MotoGP, Suzuki prepara l’assalto a Marquez e Ducati

Ken Kawauchi

MotoGP, Suzuki prepara l’assalto a Marquez e Ducati

In un campionato MotoGP dove una differenza di pochi decimi o addirittura millesimi può fare la differenza Suzuki sta lavorando sui dettagli della GSX-RR per consentire ad Alex Rins e Joan Mir di lottare costantemente per il podio.

Per raggiungere questo obiettivo, i due alfieri di Hamamatsu hanno completato nel test di Misano un programma in cui la premessa principale era verificare il nuovo forcellone e lavorare sull’elettronica per migliorare il grip della GSX-RR, nel tentativo di trovare nuove direzioni di sviluppo in vista di il 2020. “In realtà non avevamo nuove parti da provare – ha spiegato Ken Kawauchi, project leader Suzuki -. Il nostro compito principale era confermare ciò che avevamo già provato a Brno. Testare nuovamente quegli elementi significava che potevamo trovare una direzione per lo sviluppo”.
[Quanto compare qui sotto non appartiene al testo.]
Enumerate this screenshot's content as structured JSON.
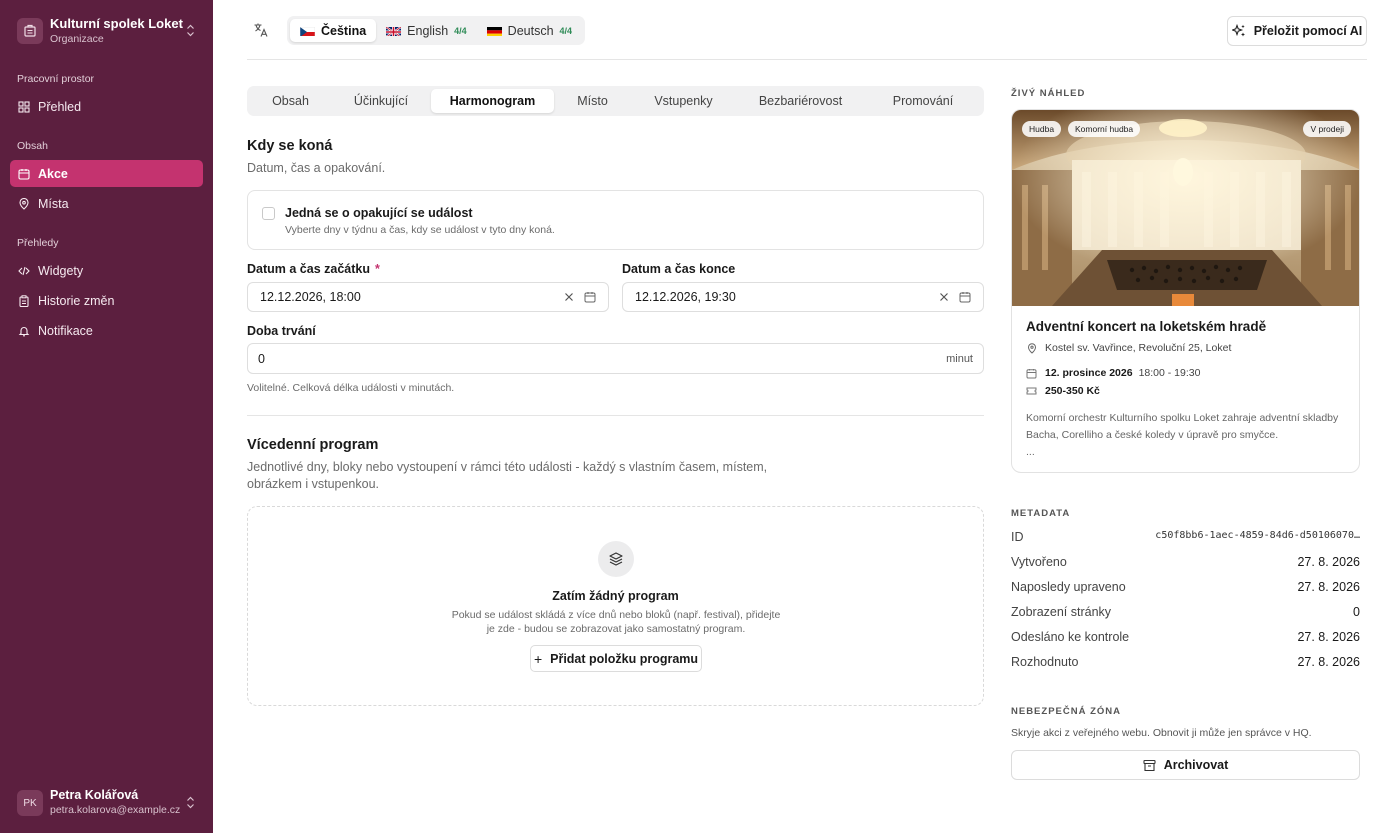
{
  "org": {
    "name": "Kulturní spolek Loket",
    "subtitle": "Organizace"
  },
  "sidebar": {
    "sections": [
      {
        "label": "Pracovní prostor"
      },
      {
        "label": "Obsah"
      },
      {
        "label": "Přehledy"
      }
    ],
    "items": [
      {
        "label": "Přehled",
        "icon": "grid-icon"
      },
      {
        "label": "Akce",
        "icon": "calendar-icon",
        "active": true
      },
      {
        "label": "Místa",
        "icon": "map-pin-icon"
      },
      {
        "label": "Widgety",
        "icon": "code-icon"
      },
      {
        "label": "Historie změn",
        "icon": "clipboard-icon"
      },
      {
        "label": "Notifikace",
        "icon": "bell-icon"
      }
    ]
  },
  "user": {
    "initials": "PK",
    "name": "Petra Kolářová",
    "email": "petra.kolarova@example.cz"
  },
  "languages": [
    {
      "label": "Čeština",
      "count": "",
      "active": true
    },
    {
      "label": "English",
      "count": "4/4"
    },
    {
      "label": "Deutsch",
      "count": "4/4"
    }
  ],
  "ai_button": "Přeložit pomocí AI",
  "tabs": [
    "Obsah",
    "Účinkující",
    "Harmonogram",
    "Místo",
    "Vstupenky",
    "Bezbariérovost",
    "Promování"
  ],
  "active_tab": "Harmonogram",
  "when": {
    "title": "Kdy se koná",
    "subtitle": "Datum, čas a opakování.",
    "recurring_title": "Jedná se o opakující se událost",
    "recurring_sub": "Vyberte dny v týdnu a čas, kdy se událost v tyto dny koná.",
    "start_label": "Datum a čas začátku",
    "required_mark": "*",
    "start_value": "12.12.2026, 18:00",
    "end_label": "Datum a čas konce",
    "end_value": "12.12.2026, 19:30",
    "duration_label": "Doba trvání",
    "duration_value": "0",
    "duration_suffix": "minut",
    "duration_hint": "Volitelné. Celková délka události v minutách."
  },
  "program": {
    "title": "Vícedenní program",
    "subtitle_line1": "Jednotlivé dny, bloky nebo vystoupení v rámci této události - každý s vlastním časem, místem,",
    "subtitle_line2": "obrázkem i vstupenkou.",
    "empty_title": "Zatím žádný program",
    "empty_text": "Pokud se událost skládá z více dnů nebo bloků (např. festival), přidejte je zde - budou se zobrazovat jako samostatný program.",
    "add_button": "Přidat položku programu"
  },
  "preview": {
    "caption": "ŽIVÝ NÁHLED",
    "chips": [
      "Hudba",
      "Komorní hudba"
    ],
    "status_chip": "V prodeji",
    "title": "Adventní koncert na loketském hradě",
    "location": "Kostel sv. Vavřince, Revoluční 25, Loket",
    "date": "12. prosince 2026",
    "time": "18:00 - 19:30",
    "price": "250-350 Kč",
    "description": "Komorní orchestr Kulturního spolku Loket zahraje adventní skladby Bacha, Corelliho a české koledy v úpravě pro smyčce.",
    "ellipsis": "..."
  },
  "metadata": {
    "caption": "METADATA",
    "rows": [
      {
        "label": "ID",
        "value": "c50f8bb6-1aec-4859-84d6-d50106070…"
      },
      {
        "label": "Vytvořeno",
        "value": "27. 8. 2026"
      },
      {
        "label": "Naposledy upraveno",
        "value": "27. 8. 2026"
      },
      {
        "label": "Zobrazení stránky",
        "value": "0"
      },
      {
        "label": "Odesláno ke kontrole",
        "value": "27. 8. 2026"
      },
      {
        "label": "Rozhodnuto",
        "value": "27. 8. 2026"
      }
    ]
  },
  "danger": {
    "caption": "NEBEZPEČNÁ ZÓNA",
    "text": "Skryje akci z veřejného webu. Obnovit ji může jen správce v HQ.",
    "button": "Archivovat"
  },
  "colors": {
    "sidebar": "#5c1f3f",
    "accent": "#c4336f",
    "success": "#2e8b57"
  }
}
La novità più grande nel box Suzuki è il ritorno e recupero di Joan Mir dopo l’incidente rimediato nel week-end in Repubblica Ceca. “Sono stato contento di vedere che le sue condizioni fisiche erano molto buone. Anche Alex si sta avvantaggiando dei risultati, soprattutto dopo la vittoria a Silverstone, quindi mi aspetto una buona gara quando torneremo qui per il primo Gran premio “, ha aggiunto Ken Kawauchi a Motor.as.com.

Davide Brivio: “Importante il ritorno di Mir”

Grande soddisfazione anche dal team manager Davide Brivio, che insieme a Suzuki ha centrato già due vittorie stagionali, confermandosi come terza forza del campionato dietro Honda e Ducati. “È stato un test positivo perché siamo tornati e abbiamo cercato di continuare il lavoro che abbiamo già iniziato a Brno. Ad esempio, avevamo una specifica del telaio diversa che volevamo verificare anche qui, essendo una traccia diversa e richiedendo diverse configurazioni. È stato positivo per Joan tornare qui dopo il suo infortunio perché è stato in grado di riscoprire le sue sensazioni in una situazione di test, che è più facile che ricominciare durante un weekend di gara. Ha rapidamente riacquistato la sua fiducia in queste circostanze e siamo stati anche in grado di lavorare con lui per prepararci alla gara. Anche Alex ha fatto una preparazione positiva per il prossimo weekend di gara – ha concluso Davide Brivio -, quindi non vediamo l’ora di tornare molto presto in gara”.